- Nauner Location in Uttar Pradesh, India
- Coordinates: 27°14′21″N 78°54′42″E﻿ / ﻿27.23917°N 78.91154°E
- Country: India
- State: Uttar Pradesh
- District: Mainpuri
- Tehsil: Mainpuri

Area
- • Total: 40.942 km^{2} (15.808 sq mi)

Population (2011)
- • Total: 15,516
- • Density: 378.98/km^{2} (981.54/sq mi)
- Time zone: UTC+5:30 (IST)

= Nauner =

Village in Uttar Pradesh, India

Nauner is a village in Mainpuri block of Mainpuri district, Uttar Pradesh. A large village with many constituent hamlets, Nauner is located west of Mainpuri and a bit off the highway to Agra. An old fort in the village is popularly attributed to a governor under the Nawabs of Awadh. As of 2011, Nauner has a population of 15,516, in 2,701 households.

== Geography ==
Nauner is located about 13 km west of Mainpuri, a short distance from the Agra highway. The main village site is located on a high mound, or khera.

== History ==
According to tradition, an Ahir named Bhola was the zamindar of Nauner sometime around the year 1700. Many wells and tanks on the village lands are popularly attributed to him. The local garhi, or fort, is popularly attributed to Almas Ali Khan, who served as a governor under the Nawabs of Awadh.

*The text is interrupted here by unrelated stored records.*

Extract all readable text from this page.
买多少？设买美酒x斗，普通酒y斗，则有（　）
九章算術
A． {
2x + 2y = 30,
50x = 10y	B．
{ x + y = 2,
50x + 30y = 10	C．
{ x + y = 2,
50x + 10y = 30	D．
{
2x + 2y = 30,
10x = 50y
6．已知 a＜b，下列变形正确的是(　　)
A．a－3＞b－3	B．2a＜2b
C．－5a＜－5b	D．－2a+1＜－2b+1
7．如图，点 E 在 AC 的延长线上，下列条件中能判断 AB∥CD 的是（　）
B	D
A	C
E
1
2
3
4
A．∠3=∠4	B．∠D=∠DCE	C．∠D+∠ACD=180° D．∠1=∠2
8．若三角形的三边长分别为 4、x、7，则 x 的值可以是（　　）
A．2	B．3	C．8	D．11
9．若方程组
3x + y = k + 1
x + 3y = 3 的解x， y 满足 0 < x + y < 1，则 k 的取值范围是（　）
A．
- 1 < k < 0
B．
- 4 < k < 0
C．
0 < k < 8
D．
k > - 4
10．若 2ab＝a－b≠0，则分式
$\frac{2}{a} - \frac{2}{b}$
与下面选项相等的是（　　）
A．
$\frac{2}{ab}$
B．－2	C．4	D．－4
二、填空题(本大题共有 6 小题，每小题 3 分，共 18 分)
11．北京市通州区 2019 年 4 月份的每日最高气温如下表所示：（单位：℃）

At the turn of the 20th century, Nauner was described as a large agricultural village that included 42 hamlets. With a population of 6,020 as of the 1901 census, it was one of the most populous settlements in the entire district at that point. It had one school for boys and another for girls. The village was jointly held by the Raja of Awa (in Etah district) and the Thakur of Kotla.

== Demographics ==
As of 2011, Nauner had a population of 15,516, in 2,701 households. This population was 53.1% male (8,234) and 46.9% female (7,282). The 0-6 age group numbered 2,129 (1,135 male and 994 female), or 13.7% of the total population. 3,766 residents were members of Scheduled Castes, or 24.3% of the total.

The 1981 census recorded Nauner as having a population of 10,589 people, in 1,703 households.

The 1961 census recorded Nauner as comprising 35 hamlets, with a total population of 7,900 people (4,087 male and 3,813 female), in 1,705 households and 1,201 physical houses. The area of the village was given as 10,117 acres and it had a post office at that point.

== Infrastructure ==
As of 2011, Nauner had 6 primary schools and 1 veterinary hospital but no healthcare facilities for humans. Drinking water was provided by tap, well, hand pump, and tube well; there was at least one public toilet. The village had a post office and public library, as well as at least some access to electricity for residential and commercial purposes. Streets were made of both kachcha and pakka materials.